LOOKING IN ON: HIGHER EDUCATION:
UNLV grad’s Web site offers view of high school life through teens’ eyes
Fri, Nov 21, 2008 (2 a.m.)
Beyond the Sun
“A community for students, by students,” reads the slogan atop The Nevada High School Report, a Web site launched in July.
In recent posts, local high schoolers have written about the effect of the foreclosure crisis on young people and how to break the habit of procrastination.
Also included are an interview with local singer and songwriter Zach Fountain and a video of a girls volleyball game between Moapa Valley and Virgin Valley high schools.
The Report, at clearconceptions.org/nhsr, was dreamed up by Ben Rowley, a UNLV student working toward a master’s degree in education.
After blogging about Nevada prep sports at benrowley.wordpress.com from August 2007 to March, Rowley wanted to create a place where local students could share their work, everything from art to essays and news stories.
“I thought it would be a good idea to, instead of me doing all the writing, trying to get students to do it and publish their own articles, videos — whatever they wanted to do — and get their work out before an audience,” Rowley said.
“The main idea that’s going on in my head,” he added, “is that students do all this work. And who gets to see it? Their teachers.”
Rowley, who earned his bachelor’s degree in journalism from UNLV this summer, thought reaching a wider audience might motivate students to do better work.
Toni Gasbarrino, an English and journalism teacher at Basic High School, says about a half-dozen of her journalism students have posted articles on Rowley’s Report. She hopes they will turn to the site for inspiration, coming up with ideas for news stories by reading what peers at other area schools are writing.
The Report provides a window into the lives of local youth, telling stories that take on new meaning when told in students’ voices. The intimate connection young people have with the subjects they cover is evident in an October posting by student Courtney Davis.
“Walking through school with friends at lunch time, a boy is wearing the same shirt as yesterday and does not smell so clean,” Davis writes. “A few jokes are told about him and several students laugh. At the end of the school day, most Basic students take the bus and walk home. Once through the door, the backpack hits the floor and the television or computer goes on.
“What many do not know,” Davis continues, is that boy who was ridiculed “has a very different after school routine. There is no home, no television, and no computer.”
•••
A top graduate of UNLV’s William S. Boyd School of Law has returned to her alma mater to lead an effort to educate immigrants and the legal community about immigration law.

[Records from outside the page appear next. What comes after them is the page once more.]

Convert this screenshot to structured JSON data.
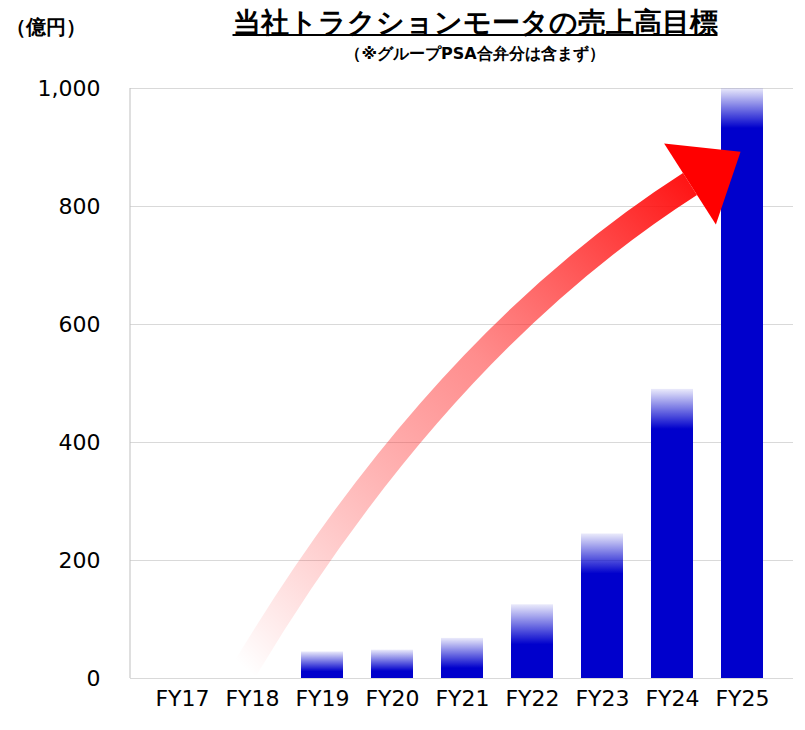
{
  "chart_data": {
    "type": "bar",
    "title": "当社トラクションモータの売上高目標",
    "subtitle": "（※グループPSA合弁分は含まず）",
    "y_label": "（億円）",
    "categories": [
      "FY17",
      "FY18",
      "FY19",
      "FY20",
      "FY21",
      "FY22",
      "FY23",
      "FY24",
      "FY25"
    ],
    "values": [
      0,
      0,
      45,
      48,
      68,
      125,
      245,
      490,
      1000
    ],
    "color": "#0000cc",
    "ylim": [
      0,
      1000
    ],
    "yticks": [
      0,
      200,
      400,
      600,
      800,
      {
        "value": 1000,
        "label": "1,000"
      }
    ],
    "grid": true
  }
}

Angela Morrison, who was named Boyd’s outstanding graduate of the Class of 2005, began working as legal director of The Nevada Immigrant Resource Project last month, leaving her job as an attorney with the U.S. Equal Employment Opportunity Commission to return to UNLV.
In her new role, she conducts outreach, making presentations to immigrant communities about issues including their rights and the process of becoming a citizen.
Morrison will also teach continuing legal education classes about immigration law.
“There’s just a need in the community,” Morrison said. “Currently, the estimated population of people who are undocumented is 150,000 in Nevada, and that’s quite a few people who need legal services and legal advice and need to be educated about their rights.”
•••
Hankering for a taste of old Las Vegas, the Rat Pack Sin City version? Today, a group of students will give a tour of a virtual version of the Sands they crafted.
Aniello De Santi, Marco Antognozzi and Marco Locatelli, students from Politecnico di Torino in Italy who have been working on the Sands project at UNLV since September, will show members of the audience the old Sands Copa Room and other areas of the old resort they have recreated in painstaking detail.
They will also present slide shows of black-and-white photographs and other materials from UNLV’s Special Collections that will be on display in the digital Sands.
The event begins at 2 p.m. today in Room 129 of UNLV’s Grant Hall, which is on Maryland Parkway between the alumni center and the fine arts building.